BY LORI SENDER
NEWJERSEYNEWSROOM.COM
COMMENTARY
The house is a wreck, each room a perfect tableau of disorganization. The kitchen could use a major sweep, maybe even two passes of a mop, laundry baskets brim with folded laundry, so can't quite do new laundry.
Each tabletop is littered with papers, books, plastic bags with receipts yet to be determined. The luggage from last week's rained-out Vermont ski trip stands resolutely at the top of the stairs, awaiting my husband's fallen scream in the middle of the night.
Still, the house isn't dirty (credit goes to cleaning lady). So really, no big deal, she'll be here soon enough to tidy up my life. And meanwhile who will see it?
Many, it turns out, possibly hundreds if not thousands (well, if it's a good one) ... on YouTube. My 10-year-old son has uploaded a video with a nicely angled, unfolded sofa, replete with misplaced pillows and sloppy sheets, half-filled cups of soda on, yes, I see, a sticky looking side table.A well-framed backdrop of Legos covers every square inch of window sill. With his new Flip camera, my aspiring auteur and his devoted production assistant, have unleashed my disheveled world out onto the worldwide Web.
The indie-short acts as prime cleanup motivator. I make a solemn pledge that for the next five hours, two, for sure ... definitely today, I will refrain from writing, playing piano, speaking to a friend. I will not watch that Netflix video that resurfaced on this perfectly rainy day, after three rental-fee months spent glancing over at untold piles.

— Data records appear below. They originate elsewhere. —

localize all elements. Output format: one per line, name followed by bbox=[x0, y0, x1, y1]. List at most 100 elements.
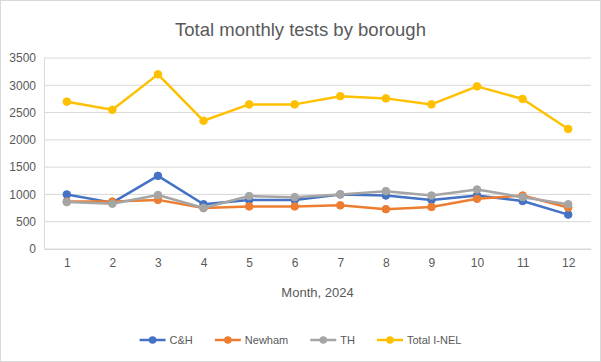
x-tick: 11 bbox=[517, 249, 530, 270]
data-point bbox=[336, 191, 344, 199]
y-tick: 3500 bbox=[9, 51, 44, 65]
series-line bbox=[67, 176, 568, 215]
series-markers bbox=[63, 172, 572, 218]
legend-marker bbox=[224, 336, 232, 344]
y-tick-label: 500 bbox=[16, 215, 36, 229]
grid-line bbox=[44, 167, 591, 168]
y-axis-line bbox=[44, 59, 45, 250]
data-point bbox=[519, 95, 527, 103]
x-tick-label: 8 bbox=[383, 256, 390, 270]
x-tick: 10 bbox=[471, 249, 485, 270]
data-point bbox=[63, 191, 71, 199]
data-point bbox=[109, 200, 117, 208]
x-axis-title: Month, 2024 bbox=[281, 285, 353, 300]
grid-line bbox=[44, 58, 591, 59]
data-point bbox=[428, 192, 436, 200]
y-tick-label: 2000 bbox=[9, 133, 36, 147]
x-tick-label: 12 bbox=[562, 256, 576, 270]
plot: 0500100015002000250030003500123456789101… bbox=[9, 51, 591, 269]
legend-marker bbox=[319, 336, 327, 344]
data-point bbox=[564, 211, 572, 219]
data-point bbox=[109, 106, 117, 114]
data-point bbox=[473, 186, 481, 194]
y-tick-label: 1000 bbox=[9, 188, 36, 202]
chart-frame bbox=[1, 1, 601, 362]
series-group bbox=[63, 71, 572, 219]
x-tick-label: 4 bbox=[201, 256, 208, 270]
y-tick: 500 bbox=[16, 215, 44, 229]
chart: Total monthly tests by borough 0 500 1000 15… bbox=[0, 0, 601, 362]
x-tick: 2 bbox=[110, 249, 117, 270]
data-point bbox=[336, 92, 344, 100]
data-point bbox=[63, 198, 71, 206]
y-tick-label: 2500 bbox=[9, 106, 36, 120]
series-markers bbox=[63, 186, 572, 212]
data-point bbox=[291, 193, 299, 201]
grid-line bbox=[44, 221, 591, 222]
series-line bbox=[67, 74, 568, 129]
legend-item: TH bbox=[310, 334, 355, 346]
y-tick: 2000 bbox=[9, 133, 44, 147]
x-tick: 1 bbox=[64, 249, 71, 270]
x-tick-label: 6 bbox=[292, 256, 299, 270]
series-line bbox=[67, 190, 568, 209]
data-point bbox=[245, 101, 253, 109]
x-tick-label: 11 bbox=[517, 256, 530, 270]
chart-title: Total monthly tests by borough bbox=[175, 19, 426, 40]
y-tick: 3000 bbox=[9, 79, 44, 93]
legend-label: C&H bbox=[170, 334, 193, 346]
y-tick: 2500 bbox=[9, 106, 44, 120]
data-point bbox=[564, 200, 572, 208]
data-point bbox=[245, 203, 253, 211]
x-tick: 7 bbox=[337, 249, 344, 270]
x-tick-label: 3 bbox=[155, 256, 162, 270]
data-point bbox=[154, 172, 162, 180]
data-point bbox=[473, 195, 481, 203]
data-point bbox=[154, 71, 162, 79]
x-tick: 6 bbox=[292, 249, 299, 270]
y-tick-label: 3000 bbox=[9, 79, 36, 93]
x-axis: 123456789101112 bbox=[45, 249, 592, 270]
x-tick-label: 9 bbox=[429, 256, 436, 270]
data-point bbox=[63, 198, 71, 206]
y-tick-label: 0 bbox=[29, 242, 36, 256]
x-tick-label: 7 bbox=[337, 256, 344, 270]
y-tick: 1500 bbox=[9, 160, 44, 174]
data-point bbox=[428, 203, 436, 211]
legend-label: Total I-NEL bbox=[407, 334, 461, 346]
legend-item: Newham bbox=[215, 334, 288, 346]
data-point bbox=[200, 204, 208, 212]
grid-line bbox=[44, 249, 591, 250]
x-tick: 9 bbox=[429, 249, 436, 270]
data-point bbox=[428, 101, 436, 109]
data-point bbox=[382, 95, 390, 103]
data-point bbox=[291, 101, 299, 109]
data-point bbox=[200, 204, 208, 212]
data-point bbox=[382, 187, 390, 195]
x-tick: 12 bbox=[562, 249, 576, 270]
y-tick: 1000 bbox=[9, 188, 44, 202]
x-tick: 3 bbox=[155, 249, 162, 270]
grid bbox=[44, 58, 591, 249]
grid-line bbox=[44, 112, 591, 113]
data-point bbox=[473, 83, 481, 91]
data-point bbox=[382, 205, 390, 213]
data-point bbox=[519, 193, 527, 201]
data-point bbox=[564, 125, 572, 133]
series-markers bbox=[63, 71, 572, 133]
x-tick: 8 bbox=[383, 249, 390, 270]
data-point bbox=[154, 191, 162, 199]
legend-item: C&H bbox=[140, 334, 193, 346]
y-axis: 0 500 1000 1500 2000 2500 3000 3500 bbox=[9, 51, 44, 256]
legend-marker bbox=[386, 336, 394, 344]
data-point bbox=[63, 98, 71, 106]
y-tick: 0 bbox=[29, 242, 44, 256]
legend-marker bbox=[149, 336, 157, 344]
x-tick-label: 2 bbox=[110, 256, 117, 270]
data-point bbox=[245, 192, 253, 200]
x-axis-line bbox=[45, 249, 592, 250]
legend-label: Newham bbox=[245, 334, 288, 346]
data-point bbox=[336, 202, 344, 210]
y-tick-label: 3500 bbox=[9, 51, 36, 65]
x-tick: 4 bbox=[201, 249, 208, 270]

It was not always like this. There was a time when beds were made and chairs properly aligned under a table. I grew up with two obsessively tidy parents, neurotic and neat as the cleaning day was long. Theirs was a united front of domestic order, a well choreographed two-step of dusting and Windexing, as Fred and Ginger would kiss then dip, bearing Ajaxed sponge and whisk broom.
Not surprising, they never instilled this passion to their three children, not with all the screaming necessary to enforce this feng shui environment. Their Pinesoled paradise came at the cost of sullen teenagers and whispered anarchy, as my sister and I took our suppressed hostility behind the closed door of our bedroom.
Each morning before school, my father would awaken me by throwing on the lights, tossing off my blanket and blasting the vacuum cleaner, any coincidental Hoover attachment shove of the bed considered added impetus. As I'd brush my teeth, he'd be sweeping at my feet, Ajaxing around my hands, forever bending down to pluck some tissue microbe off the tile floor. A piece of lint would elicit a deep groan, a reprobate bobby pin an exhaustive "For Christ's sake!"
One day my sister and I plotted an actual fire in the den fireplace. With our parents gone, we conspired to enjoy a Million Dollar Movie and some WisPride cheese, figuring with an open sliding glass door and some aerosol spray, we'd rid any lingering suspects.
Only my parents came home early. I can still remember the buckets of soapy water, my sister and I solemnly scrubbing brick on our knees, as our mother delegated from behind.
My son and his assistant are now across the street working out the final mise-en-scène of their short. I call over to see about dinner and his mom bemoans her own cleaning shortfalls soon to be splashed across YouTube. Later that night, my son and I watch their "American Idol" parody, notable in the toys spilling out from her basement closet and baskets of laundry reaching dizzying heights atop a ping pong table.